Two nights before our wedding, DFJ and I made dinner for his parents and our friends. We wanted to make some lemon chicken that is a favorite of DFJ’s family and a vegetable stir-fry, which is my cooking signature, and some rice to go with the whole meal. I didn’t really have a set plan for what vegetable dish I wanted to make. As far as I’m concerned, all vegetables, when thrown together in some olive oil, salt, and pepper over heat, pretty much turns out wonderful.
Since our wedding was pretty much a one-week affair at the charming, Lake Chelan, we didn’t want leftover produce to go to waste in our fridge at home. So, we took what we had in a cooler and brought it to the lake. The veggie dish that I made turned out so good that I knew I had to remake it at home and share it with you all. So, here it is almost three months later.
You will need the standard garlic and onion. To me, these two ingredients are the essential bases for any stir-fry. Throw in some mushrooms for some earthy flavoring, carrots for some nice crunch, and bell pepper slices for some sweet and juicy bites. In my first dish, I didn’t add any corn because it wasn’t in season. For this one, however, I couldn’t resist tossing in some kernels, they’re too sweet and pretty to be excluded. Of course, the main actors of the dish are the kale and jicama. What can I say? I LOVE KALE. I used Italian kale (otherwise known as dinosaur kale, Tuscan kale, Cavolo nero, Lacinato kale, etc.) for this one, but really you can use any kale variety. The regular variety can be slightly bitter and earthy, which I love and which I used the first time I made this recipe. Italian kale, however, is milder in flavor but is in no way less delicious. Either kind is good, promise! The other main star, jicama, is an ingredient that I have recently gotten to know and love. Jicama is like a tougher and less sweet version of an Asian pear. It tends to be starchy when raw, but it renders its true flavors when cooked.
This dish is simply seasoned with salt and pepper… fresh ingredients need nothing more than that. Although, a little splash of soy sauce and/or rice wine vinegar wouldn’t hurt either, if you do this, just cut back on the salt.
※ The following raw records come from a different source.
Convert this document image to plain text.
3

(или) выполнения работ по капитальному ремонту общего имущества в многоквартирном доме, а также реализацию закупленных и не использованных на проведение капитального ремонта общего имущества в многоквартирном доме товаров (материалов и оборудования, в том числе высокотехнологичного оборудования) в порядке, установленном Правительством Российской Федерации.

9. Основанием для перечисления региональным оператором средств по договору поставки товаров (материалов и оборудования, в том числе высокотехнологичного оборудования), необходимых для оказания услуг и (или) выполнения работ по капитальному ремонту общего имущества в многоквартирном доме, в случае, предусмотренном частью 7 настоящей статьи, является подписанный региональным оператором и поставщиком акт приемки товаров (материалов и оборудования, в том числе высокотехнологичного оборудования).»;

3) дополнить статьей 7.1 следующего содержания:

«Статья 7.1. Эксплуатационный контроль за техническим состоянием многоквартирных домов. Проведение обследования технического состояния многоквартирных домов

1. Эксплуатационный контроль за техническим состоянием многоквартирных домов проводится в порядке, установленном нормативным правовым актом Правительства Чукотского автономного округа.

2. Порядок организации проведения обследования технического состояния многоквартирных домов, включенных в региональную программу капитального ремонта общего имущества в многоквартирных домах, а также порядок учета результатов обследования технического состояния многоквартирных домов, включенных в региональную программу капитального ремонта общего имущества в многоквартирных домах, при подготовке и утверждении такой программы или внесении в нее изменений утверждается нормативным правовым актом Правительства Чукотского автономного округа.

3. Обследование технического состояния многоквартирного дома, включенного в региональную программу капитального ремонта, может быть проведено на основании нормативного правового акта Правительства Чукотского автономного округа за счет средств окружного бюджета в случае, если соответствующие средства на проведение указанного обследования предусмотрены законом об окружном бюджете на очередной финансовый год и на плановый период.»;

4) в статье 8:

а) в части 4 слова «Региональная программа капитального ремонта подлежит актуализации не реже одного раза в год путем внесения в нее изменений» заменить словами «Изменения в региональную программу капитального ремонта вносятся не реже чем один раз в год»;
This is a truly vibrant stir-fry that embodies the taste of summer, health, and goodness!
Kale and Jicama Stir-Fry
3 tablespoons olive oil
3 cloves garlic, minced
1 medium onion (about 13 oz), diced
a couple of cremini mushrooms (5 oz), chopped
1 jicama (13 oz), chopped into ½ inch sticks
2 carrots (oz), chopped into half moons
corn kernels from 1 ear of corn
1 bunch Italian kale (13 oz), chopped into thin ribbons
1 large bell pepper (8.5 oz), sliced into 1 inch sticks
salt and freshly cracked black pepper to taste
Heat olive oil over medium heat in a large, deep skillet. When the oil is hot but not smoking, sauté the garlic for about a minute, until golden brown and fragrant. Add the onions and let cook for about 3 minutes, stirring often, until shiny and translucent. Toss in the mushrooms and cook for about 3 minutes, until soft and spongy. Add the jicama and carrots and cook for about 5 minutes, stirring often. Add ½ teaspoon salt and freshly cracked black pepper to flavor the first couple of ingredients.
Stir in the corn kernels and let cook for about 2 minutes until they become plump. Add the kale in two batches. Stir in the first batch with the other hot ingredients until they are slightly wilted, then season with ¼ teaspoon salt. Add the rest of the kale and cook until they wilt. The total cooking time for all the kale should be about 4 minutes. Toss in the bell pepper sticks and cook for about 3 minutes, stirring often. Season with another ¼ teaspoon salt and some freshly cracked black pepper to taste.
I recommend serving this warm over brown rice (or any rice you prefer). This dish serves well as a main entrée or a side. It also makes for a great fried rice leftover. Simply cook leftover cooked rice in garlic and olive oil, toss in the leftover stir-fry, scramble in an egg or two, splash with some soy sauce or rice wine vinegar, some frozen peas, and perhaps some minced chives or spring onions.